Bernotavičius Giedrius, Saniukas Kęstutis, Karmonaitė Irena, Zagorskis Rimantas
Centre of Children's Orthopaedics and Traumatology, Children's Hospital, Affiliate of Vilnius University Hospital Santariškių Klinikos, Vilnius, Lithuania.
Faculty of Medicine, Vilnius University, Vilnius, Lithuania.
Acta Med Litu. 2016;23(3):155-164. doi: 10.6001/actamedica.v23i3.3379.
An obstruction of the distal part of the duodenum can occur because of the superior mesenteric artery syndrome (SMAS) after a surgical correction of scoliosis. It is essential to evaluate the risk factors and diagnose the SMAS in time because complications of this condition are life-threatening and it is associated with a high rate of morbidity. Diagnostics of the SMAS is challenging, because it is rare and its symptoms are non-specific. Therefore, in order to better understand the essence of this pathology and to make diagnosis easier we present a rare clinical case of the superior mesenteric artery syndrome after a surgical correction of neuromuscular scoliosis.
A 12-year-old girl with a specific development disorder, sensory neuropathy and progressive kypho-scoliosis was admitted to Vilnius University Children's Hospital. The patient had right side 50-degree thoracic scoliosis and an 80-degree thoracic kyphosis. She underwent posterior spinal fusion with hooks and screws from Th1 to L2. On the fourth day after the surgery the patient developed nausea and began to vomit each day 1-2 times per day, especially after meals. The SMAS was suspected and a nasogastric tube was inserted, stomach decompression and the correction of electrolytes disbalance were made. After the treatment, the symptoms did not recur and a satisfactory correction and balance of the spine were made in coronal and sagittal planes.
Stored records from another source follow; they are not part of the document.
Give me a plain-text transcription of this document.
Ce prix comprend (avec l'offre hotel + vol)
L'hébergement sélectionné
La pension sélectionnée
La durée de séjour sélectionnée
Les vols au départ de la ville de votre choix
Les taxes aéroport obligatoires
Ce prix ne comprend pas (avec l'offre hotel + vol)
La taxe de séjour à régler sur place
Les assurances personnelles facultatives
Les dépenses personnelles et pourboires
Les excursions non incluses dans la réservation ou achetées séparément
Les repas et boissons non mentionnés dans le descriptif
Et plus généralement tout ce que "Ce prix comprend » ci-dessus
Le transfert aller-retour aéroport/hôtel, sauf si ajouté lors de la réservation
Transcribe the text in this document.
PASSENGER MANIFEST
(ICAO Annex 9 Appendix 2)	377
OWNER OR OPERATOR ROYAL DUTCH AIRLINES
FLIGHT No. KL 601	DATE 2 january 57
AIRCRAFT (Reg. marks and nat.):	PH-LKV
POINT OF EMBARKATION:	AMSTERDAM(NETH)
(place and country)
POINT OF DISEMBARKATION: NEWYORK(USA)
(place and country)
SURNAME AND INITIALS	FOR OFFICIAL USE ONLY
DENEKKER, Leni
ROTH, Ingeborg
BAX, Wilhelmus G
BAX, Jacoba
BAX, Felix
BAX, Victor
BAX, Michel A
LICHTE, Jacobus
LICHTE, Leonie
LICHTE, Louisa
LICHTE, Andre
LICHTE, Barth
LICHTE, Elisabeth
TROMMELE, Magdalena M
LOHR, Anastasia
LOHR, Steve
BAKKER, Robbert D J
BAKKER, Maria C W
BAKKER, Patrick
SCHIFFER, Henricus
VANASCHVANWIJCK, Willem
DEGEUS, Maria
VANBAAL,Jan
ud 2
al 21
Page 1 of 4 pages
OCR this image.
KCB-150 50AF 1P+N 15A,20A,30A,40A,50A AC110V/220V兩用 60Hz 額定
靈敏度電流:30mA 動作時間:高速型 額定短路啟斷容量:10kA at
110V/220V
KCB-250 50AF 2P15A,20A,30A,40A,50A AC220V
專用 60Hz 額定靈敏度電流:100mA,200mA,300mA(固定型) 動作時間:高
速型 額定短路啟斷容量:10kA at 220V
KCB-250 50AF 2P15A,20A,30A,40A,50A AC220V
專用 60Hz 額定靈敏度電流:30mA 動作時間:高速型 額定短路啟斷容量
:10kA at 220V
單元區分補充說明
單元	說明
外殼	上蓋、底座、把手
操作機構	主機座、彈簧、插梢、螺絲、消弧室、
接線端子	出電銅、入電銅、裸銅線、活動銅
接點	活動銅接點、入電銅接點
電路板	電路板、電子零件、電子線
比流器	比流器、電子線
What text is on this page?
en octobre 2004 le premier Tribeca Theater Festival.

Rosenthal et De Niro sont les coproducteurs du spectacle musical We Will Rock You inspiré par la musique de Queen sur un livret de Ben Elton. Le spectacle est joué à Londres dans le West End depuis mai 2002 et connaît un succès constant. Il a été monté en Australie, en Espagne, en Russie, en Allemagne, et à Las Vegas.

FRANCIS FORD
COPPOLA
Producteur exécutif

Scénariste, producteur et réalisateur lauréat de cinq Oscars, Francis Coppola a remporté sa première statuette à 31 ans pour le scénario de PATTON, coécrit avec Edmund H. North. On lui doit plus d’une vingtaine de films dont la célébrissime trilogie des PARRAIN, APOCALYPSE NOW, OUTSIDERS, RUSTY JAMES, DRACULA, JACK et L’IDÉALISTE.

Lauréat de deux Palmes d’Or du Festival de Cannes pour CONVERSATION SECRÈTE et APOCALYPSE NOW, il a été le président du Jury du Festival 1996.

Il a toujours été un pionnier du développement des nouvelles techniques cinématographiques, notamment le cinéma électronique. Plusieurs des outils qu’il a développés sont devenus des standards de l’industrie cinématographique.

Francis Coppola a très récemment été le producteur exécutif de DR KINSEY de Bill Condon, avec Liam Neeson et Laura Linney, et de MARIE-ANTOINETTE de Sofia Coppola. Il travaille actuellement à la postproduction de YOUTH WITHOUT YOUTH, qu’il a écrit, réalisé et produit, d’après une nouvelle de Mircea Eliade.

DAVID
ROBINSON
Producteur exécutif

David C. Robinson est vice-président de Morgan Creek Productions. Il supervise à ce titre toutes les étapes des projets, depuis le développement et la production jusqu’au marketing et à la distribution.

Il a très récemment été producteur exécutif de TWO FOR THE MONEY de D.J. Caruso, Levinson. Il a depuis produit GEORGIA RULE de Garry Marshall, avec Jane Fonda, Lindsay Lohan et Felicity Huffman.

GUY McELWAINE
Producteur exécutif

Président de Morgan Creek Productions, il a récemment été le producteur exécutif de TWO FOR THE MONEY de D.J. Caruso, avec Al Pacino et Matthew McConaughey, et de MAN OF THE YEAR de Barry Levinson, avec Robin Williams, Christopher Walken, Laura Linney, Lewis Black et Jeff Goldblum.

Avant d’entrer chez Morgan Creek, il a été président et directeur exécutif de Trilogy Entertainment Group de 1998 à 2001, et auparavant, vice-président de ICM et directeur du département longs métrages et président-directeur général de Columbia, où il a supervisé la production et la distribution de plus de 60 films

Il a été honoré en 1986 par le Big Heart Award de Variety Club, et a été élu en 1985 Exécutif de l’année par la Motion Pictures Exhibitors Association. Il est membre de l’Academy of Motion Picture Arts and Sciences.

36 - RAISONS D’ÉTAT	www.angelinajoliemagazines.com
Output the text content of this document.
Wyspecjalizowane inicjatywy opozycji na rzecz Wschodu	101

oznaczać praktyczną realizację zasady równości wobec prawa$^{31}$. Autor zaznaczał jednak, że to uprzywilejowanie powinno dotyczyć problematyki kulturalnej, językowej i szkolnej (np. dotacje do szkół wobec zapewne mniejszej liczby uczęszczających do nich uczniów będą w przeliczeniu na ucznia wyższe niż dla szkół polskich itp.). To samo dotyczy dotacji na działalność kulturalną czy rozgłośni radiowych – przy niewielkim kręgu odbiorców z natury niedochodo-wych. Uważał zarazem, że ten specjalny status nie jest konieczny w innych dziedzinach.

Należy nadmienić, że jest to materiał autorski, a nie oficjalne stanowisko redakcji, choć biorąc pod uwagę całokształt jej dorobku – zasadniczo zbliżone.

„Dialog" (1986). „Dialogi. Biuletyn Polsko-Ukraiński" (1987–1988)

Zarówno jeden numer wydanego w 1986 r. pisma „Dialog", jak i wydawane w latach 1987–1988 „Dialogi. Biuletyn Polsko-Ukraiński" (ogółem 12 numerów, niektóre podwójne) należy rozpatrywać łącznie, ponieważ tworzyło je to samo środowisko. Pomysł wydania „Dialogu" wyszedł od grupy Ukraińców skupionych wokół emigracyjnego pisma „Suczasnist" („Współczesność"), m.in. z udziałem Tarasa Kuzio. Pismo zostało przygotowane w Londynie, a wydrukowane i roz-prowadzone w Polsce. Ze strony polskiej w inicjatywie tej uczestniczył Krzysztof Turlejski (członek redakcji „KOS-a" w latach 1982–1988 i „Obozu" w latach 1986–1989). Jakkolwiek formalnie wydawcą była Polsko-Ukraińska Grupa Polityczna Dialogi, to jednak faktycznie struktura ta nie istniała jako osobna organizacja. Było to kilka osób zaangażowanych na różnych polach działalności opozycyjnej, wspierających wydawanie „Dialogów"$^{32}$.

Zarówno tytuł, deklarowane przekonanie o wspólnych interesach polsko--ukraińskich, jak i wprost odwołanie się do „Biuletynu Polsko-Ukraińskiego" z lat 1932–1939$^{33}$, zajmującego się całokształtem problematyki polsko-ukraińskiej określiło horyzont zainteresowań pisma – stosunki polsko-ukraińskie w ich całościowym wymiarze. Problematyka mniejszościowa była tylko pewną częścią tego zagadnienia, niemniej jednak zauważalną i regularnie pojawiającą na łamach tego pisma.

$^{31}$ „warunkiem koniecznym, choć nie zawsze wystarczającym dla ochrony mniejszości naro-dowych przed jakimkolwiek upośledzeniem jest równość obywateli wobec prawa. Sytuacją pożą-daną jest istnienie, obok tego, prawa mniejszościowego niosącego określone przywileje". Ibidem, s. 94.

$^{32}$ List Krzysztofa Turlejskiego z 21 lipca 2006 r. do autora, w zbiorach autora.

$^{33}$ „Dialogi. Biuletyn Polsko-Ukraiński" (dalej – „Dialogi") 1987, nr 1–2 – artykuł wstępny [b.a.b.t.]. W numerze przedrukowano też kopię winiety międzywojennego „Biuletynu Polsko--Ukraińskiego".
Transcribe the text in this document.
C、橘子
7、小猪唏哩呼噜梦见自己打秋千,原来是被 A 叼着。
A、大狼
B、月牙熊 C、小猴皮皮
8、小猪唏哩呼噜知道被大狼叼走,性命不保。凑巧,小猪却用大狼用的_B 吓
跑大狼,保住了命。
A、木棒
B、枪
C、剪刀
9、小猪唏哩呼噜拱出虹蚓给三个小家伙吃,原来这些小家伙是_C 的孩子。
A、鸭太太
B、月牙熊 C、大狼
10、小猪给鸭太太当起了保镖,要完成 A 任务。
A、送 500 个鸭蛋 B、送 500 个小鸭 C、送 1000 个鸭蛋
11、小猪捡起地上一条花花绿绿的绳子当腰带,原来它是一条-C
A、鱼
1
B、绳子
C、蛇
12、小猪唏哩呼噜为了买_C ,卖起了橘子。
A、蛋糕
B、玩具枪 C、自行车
It is extremely important to identify the risk factors of the SMAS and begin preoperative diet supplements before surgical correction of scoliosis for patients with a low body mass index. After the first episode of vomiting following the surgery, we recommend to investigate these patients for a gastrointestinal obstruction as soon as possible. Decompression of the stomach, enteral or parenteral nutrition, and fluid therapy are essential in treating the SMAS.
脊柱侧弯手术矫正后,由于肠系膜上动脉综合征(SMAS)可发生十二指肠远端梗阻。及时评估危险因素并诊断SMAS至关重要,因为该病症的并发症会危及生命,且发病率很高。SMAS的诊断具有挑战性,因为它很罕见且症状不具特异性。因此,为了更好地理解这种病理的本质并使诊断更容易,我们呈现一例神经肌肉型脊柱侧弯手术矫正后肠系膜上动脉综合征的罕见临床病例。
一名12岁患有特殊发育障碍、感觉神经病变和进行性脊柱后凸-侧弯的女孩入住维尔纽斯大学儿童医院。患者右侧胸弯50度,胸段后凸80度。她接受了从胸1至腰2的后路脊柱融合术,使用钩和螺钉固定。术后第四天,患者出现恶心,每天呕吐1 - 2次,尤其是饭后。怀疑为SMAS,插入鼻胃管,进行胃减压并纠正电解质失衡。治疗后,症状未再复发,脊柱在冠状面和矢状面均获得满意的矫正和平衡。
对于体重指数低的脊柱侧弯患者,在手术矫正前识别SMAS的危险因素并开始术前饮食补充极为重要。手术后首次出现呕吐后,我们建议尽快对这些患者进行胃肠道梗阻检查。胃减压、肠内或肠外营养以及液体治疗是治疗SMAS的关键。